Wpis z mikrobloga

#mtg #inwestycje
Mirki z tych tagów, tak ostatnio zastanawiałem się nad długoterminowym chronieniem moich złotówek przed inflacją i pomyślałem że może warto zakupić kilka kartonów boosterów i choć je do szafy.

Na pierwszy rzut oka one nie będą raczej taniały bo po jakimś czasie nakład się wyczerpuje i nie wydaje mi się żeby one z czasem taniały bo booster boxy z lat poprzednich kosztują tyle samo albo więcej.

Wie ktoś więcej coś na ten temat, w sensie czy wystarczy kupić bylejaki core set czy raczej trzeba szukać jakichś pierwszych edycji i tak dalej.

Jakieś przemyślenia, warte to zachodu?
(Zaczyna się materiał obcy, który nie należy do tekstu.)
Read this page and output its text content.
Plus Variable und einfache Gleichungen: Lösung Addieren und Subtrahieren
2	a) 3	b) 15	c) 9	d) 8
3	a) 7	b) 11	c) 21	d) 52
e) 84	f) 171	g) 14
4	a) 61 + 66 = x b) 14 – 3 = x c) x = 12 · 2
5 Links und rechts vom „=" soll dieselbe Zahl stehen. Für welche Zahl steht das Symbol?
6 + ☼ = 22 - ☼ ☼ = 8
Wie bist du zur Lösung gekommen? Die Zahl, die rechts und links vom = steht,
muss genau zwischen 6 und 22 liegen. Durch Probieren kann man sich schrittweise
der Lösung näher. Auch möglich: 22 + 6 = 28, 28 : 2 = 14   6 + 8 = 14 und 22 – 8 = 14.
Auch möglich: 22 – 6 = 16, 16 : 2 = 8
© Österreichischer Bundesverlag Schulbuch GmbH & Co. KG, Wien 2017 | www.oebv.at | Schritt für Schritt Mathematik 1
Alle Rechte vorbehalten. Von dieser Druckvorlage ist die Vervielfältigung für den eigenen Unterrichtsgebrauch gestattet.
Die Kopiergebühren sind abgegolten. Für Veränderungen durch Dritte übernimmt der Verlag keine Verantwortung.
Może ktoś próbował?
  • 14
  • Odpowiedz
@SHOGOKI: Nie znam się ale się wypowiem xD

Na Twoim miejscu celowałbym w boosterboxy z U-setów. Miały dosyć małe nakłady + nie ma ryzyka, że wyjdą jakieś lepsze dodatki które sprawią, że karty z posiadanych przez Ciebie dodatków stracą na wartości.
  • Odpowiedz
via Android
  • 1
@Rak_Codzienny co to jest u set xd... ale nie, tera poważnie co to jest bo nie wiem¯_(ツ)_/¯

@tyrytyty na arenie też faje kombosy wychodzą, te dobierańce są spoko tylko szkoda że za golda albo blinkblink()
  • Odpowiedz
@tyrytyty: zakładam, że @SHOGOKI nie zna gry. Nie będzie znał mechaniki i sentymentu który kreuje ceny. Totalnie bez sensu jest radzić, żeby kupował RL i Vintage. Uważam, że sama inwestycja w vintage/rl jest świetna. Sukcesywnie robiłem to przez ostatnie 3 lata i mam licznik kasy w oczach jak odświeżam ceny z tygodnia na tydzień.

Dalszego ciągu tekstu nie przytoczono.